Role of membrane gangliosides in the binding and action of bacterial toxins

Abstract

Gangliosides are complex glycosphingolipids that contain from one to several residues of sialic acid. They are present in the plasma membrane of vertebrate cells with their oligosaccharide chains exposed to the external environment. They have been implicated as cell surface receptors and several bacterial toxins have been shown to interact with them. Cholera toxin, which mediates its effects on cells by activating adenylate cyclase, bind with high affinity and specificity to ganglioside G_M1. Toxin-resistant cells which lack G_M1 can be sensitized to cholera toxin by treating them with G_M1. Cholera toxin specifically protects G_M1 from cell surface labeling procedures and only G_M1 is recovered when toxin-receptor complexes are isolated by immunoadsorption. These results clearly demonstrate that G_M1 is the specific and only receptor for cholera toxin. Although cholera toxin binds to G_M1 on the external side of the plasma membrane, it activates adenylate cyclase on the cytoplasmic side of the membrane by ADP-ribosylation of the regulatory component of the cyclase. G_M1 in addition to functioning as a binding site for the toxin appears to facilitate its transmembrane movement. The heat-labile enterotoxin ofE. coli is very similar to cholera toxin in both form and function and can also use G_M1 as a cell surface receptor.
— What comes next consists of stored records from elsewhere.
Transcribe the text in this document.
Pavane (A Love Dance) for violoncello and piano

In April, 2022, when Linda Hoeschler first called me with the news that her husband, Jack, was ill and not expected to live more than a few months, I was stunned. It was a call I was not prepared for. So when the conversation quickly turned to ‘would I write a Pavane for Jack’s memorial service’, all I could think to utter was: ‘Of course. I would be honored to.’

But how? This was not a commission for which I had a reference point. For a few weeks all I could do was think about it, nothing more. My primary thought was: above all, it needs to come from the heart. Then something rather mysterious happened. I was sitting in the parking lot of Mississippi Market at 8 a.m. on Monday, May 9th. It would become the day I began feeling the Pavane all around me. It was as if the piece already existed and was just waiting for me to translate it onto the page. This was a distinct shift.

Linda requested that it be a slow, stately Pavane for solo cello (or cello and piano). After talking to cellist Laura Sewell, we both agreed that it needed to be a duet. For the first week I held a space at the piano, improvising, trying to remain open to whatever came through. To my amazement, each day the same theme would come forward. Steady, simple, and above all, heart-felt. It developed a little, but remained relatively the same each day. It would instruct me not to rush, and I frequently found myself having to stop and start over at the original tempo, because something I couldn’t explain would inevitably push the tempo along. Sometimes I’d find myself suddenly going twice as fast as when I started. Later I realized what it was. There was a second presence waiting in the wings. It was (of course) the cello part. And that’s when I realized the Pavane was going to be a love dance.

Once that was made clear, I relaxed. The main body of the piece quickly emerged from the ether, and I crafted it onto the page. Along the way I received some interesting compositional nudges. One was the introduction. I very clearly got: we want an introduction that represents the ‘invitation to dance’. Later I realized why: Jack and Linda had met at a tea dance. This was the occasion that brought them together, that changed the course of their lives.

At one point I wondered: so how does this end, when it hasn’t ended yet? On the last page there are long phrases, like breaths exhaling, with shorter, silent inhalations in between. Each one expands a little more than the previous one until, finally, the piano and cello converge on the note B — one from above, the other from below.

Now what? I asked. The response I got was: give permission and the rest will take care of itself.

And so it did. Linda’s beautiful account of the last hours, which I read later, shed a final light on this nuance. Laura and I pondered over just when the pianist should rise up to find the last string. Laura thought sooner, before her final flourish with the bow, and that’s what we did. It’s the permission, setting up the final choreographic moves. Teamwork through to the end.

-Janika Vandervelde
The potent neurotoxin, tetanus toxin, has a high affinity for gangliosides G_D1b and G_T1b and binds to neurons which contain these gangliosides. It is not yet clear whether these gangliosides are the physiological receptors for tetanus toxin. By applying the techniques that established G_M1 as the receptor for cholera toxin, the role of gangliosides as receptors for tetanus toxin as well as physiological effectors may be elucidated.